Title: Postcards from West featured in new book
Author: Sandy Battin
Publication: The News-Bulletin
Every month, 700 or so people visit the Harvey House Museum in Belen, bringing stories about their time as a Harvey Girl or their stopovers there for supper in the heyday of the Santa Fe Railway.
The Harvey Houses -- scattered across the nation from Chicago to San Francisco and many large and small towns in between -- have become a piece of history, leftovers from the days when rail travel was chic and Americans were first starting to explore their continent-spanning nation for pleasure.
Dr. Richard Melzer, a history professor at the University of New Mexico-Valencia Campus, became involved with the Belen Harvey House in 1984, sitting on its board. Later on, he became a docent at the museum run there by the Valencia County Historical Society.
His work there caused him to begin a collection of postcards, searching through antique stores and on eBay to find one from each of the Harvey Houses in New Mexico. That passion has grown into a book, just out from Arcadia Publishing's Images of America series, called "Fred Harvey Houses of the Southwest" ($21.99).
On Sunday, Nov. 23, at 2 p.m. Melzer will talk about the subject at the Harvey House Museum, 104 N. First St. in Belen, and will hold a book signing.
The legend and the draw of the Harvey Houses is amazing, Melzer said. "There's one little sign ... on I-25 saying Historic Harvey House Museum, and we get 700 people a month here. We don't do a lot of advertising."

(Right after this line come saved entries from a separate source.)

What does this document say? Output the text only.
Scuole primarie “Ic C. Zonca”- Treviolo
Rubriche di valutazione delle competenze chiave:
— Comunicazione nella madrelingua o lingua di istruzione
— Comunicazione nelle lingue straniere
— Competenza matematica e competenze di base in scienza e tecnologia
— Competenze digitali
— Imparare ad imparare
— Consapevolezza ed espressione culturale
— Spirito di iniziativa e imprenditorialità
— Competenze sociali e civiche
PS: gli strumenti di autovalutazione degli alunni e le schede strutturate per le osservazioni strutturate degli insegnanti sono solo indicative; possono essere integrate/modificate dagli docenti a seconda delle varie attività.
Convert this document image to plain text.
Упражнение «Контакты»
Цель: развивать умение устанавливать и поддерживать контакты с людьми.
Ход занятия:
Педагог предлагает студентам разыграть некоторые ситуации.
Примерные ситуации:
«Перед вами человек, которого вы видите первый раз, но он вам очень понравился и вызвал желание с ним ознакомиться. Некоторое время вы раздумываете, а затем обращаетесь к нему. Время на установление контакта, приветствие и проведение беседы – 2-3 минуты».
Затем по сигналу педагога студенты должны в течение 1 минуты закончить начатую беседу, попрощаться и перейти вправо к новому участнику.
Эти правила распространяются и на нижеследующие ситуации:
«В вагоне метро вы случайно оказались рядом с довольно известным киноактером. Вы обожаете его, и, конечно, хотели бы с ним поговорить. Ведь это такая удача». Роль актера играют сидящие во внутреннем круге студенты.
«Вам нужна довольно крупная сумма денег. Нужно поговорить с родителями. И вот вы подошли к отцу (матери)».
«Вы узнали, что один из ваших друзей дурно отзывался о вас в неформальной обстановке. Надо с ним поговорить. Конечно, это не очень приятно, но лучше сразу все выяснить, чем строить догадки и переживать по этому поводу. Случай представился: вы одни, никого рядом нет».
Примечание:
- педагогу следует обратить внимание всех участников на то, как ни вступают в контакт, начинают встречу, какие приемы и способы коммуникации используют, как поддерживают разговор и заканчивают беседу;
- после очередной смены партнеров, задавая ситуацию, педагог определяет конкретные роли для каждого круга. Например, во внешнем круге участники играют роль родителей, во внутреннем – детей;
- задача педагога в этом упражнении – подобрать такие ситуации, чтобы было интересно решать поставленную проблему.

Part of the mystique arose as, using beautiful paintings and photographs, the Santa Fe and the Harvey Houses promoted Western travel. "They tried to make it an exotic experience to come to the West," Melzer said. "Now we call it cultural tourism."
The Harvey Houses sprung up along the Santa Fe line, offering hotels in some places and, as in Belen, just a restaurant.
Food served in some restaurants along the line wasn't consistent in quality, nor was it served fast enough for travelers to eat before the train started up again.
Fred Harvey came along with an idea for great service and good food served quickly and efficiently. Harvey Girls -- the famed waitresses who were required to change their aprons if a single drop of food spattered onto them -- gave service with a smile.
Melzer said many of them were small-town Midwestern girls who took the job as a road to adventure. Although they were closely chaperoned -- the girls lived dorm-style on the second floor at Belen's Harvey House -- many of them met and married local men and stayed on in the West.
The hotels especially were given exotic names -- "there was the Gran Quivera at Clovis, even though the real thing was hundreds of miles away," Melzer said.
The famed La Fonda in Santa Fe was part of the Harvey chain.
The good food drew people, travelers and locals alike. Rail workers got a pass that gave them a discount on food at Harvey Houses.
"They had refrigerated cars by the late 19th century and they could bring in fresh food," Melzer said. "Fred Harvey owned his own dairy and ranch in the Southwest at the Grand Canyon ,and he could bring in fresh food.
"They set a menu in Kansas City and made it so that there was enough variation on the menu that, if you traveled east to west or west to east, you never had the same meal twice."
They learned that 90 percent of travelers stopped for breakfast, 40 percent for lunch and 60 percent for dinner -- and they had the system worked out perfectly to serve those meals.
Belen's Harvey House was considered really uptown. "It was a sit-down restaurant with a dining room, the fanciest in town. They had lots of events here, regular customers. ... Bill Gore (a longtime Belen resident) told me that he'd take his dates there and spend a dime on Cokes, which were 5 cents each," the historian said.
The restaurant closed in Belen in 1938. "The Harvey Girls said they'd work for board and tips only, but they closed it anyway," he said.
Melzer said when he first decided to write a book, he had 30 postcards -- but the publishing company told him he needed 180.
He found some on e-bay, and was aided by collector L.A. Reed, who sent him boxes of possible photos.
The book is dedicated to the docents at the Belen Harvey House. "Boy, are they dedicated," Melzer said.
Melzer said people come in often, bringing their stories about their or their grandmothers having been Harvey Girls, and the docents always ask them to write a paragraph or two about their experiences.
They're being asked to attend Sunday's events, which are sponsored by the historical society.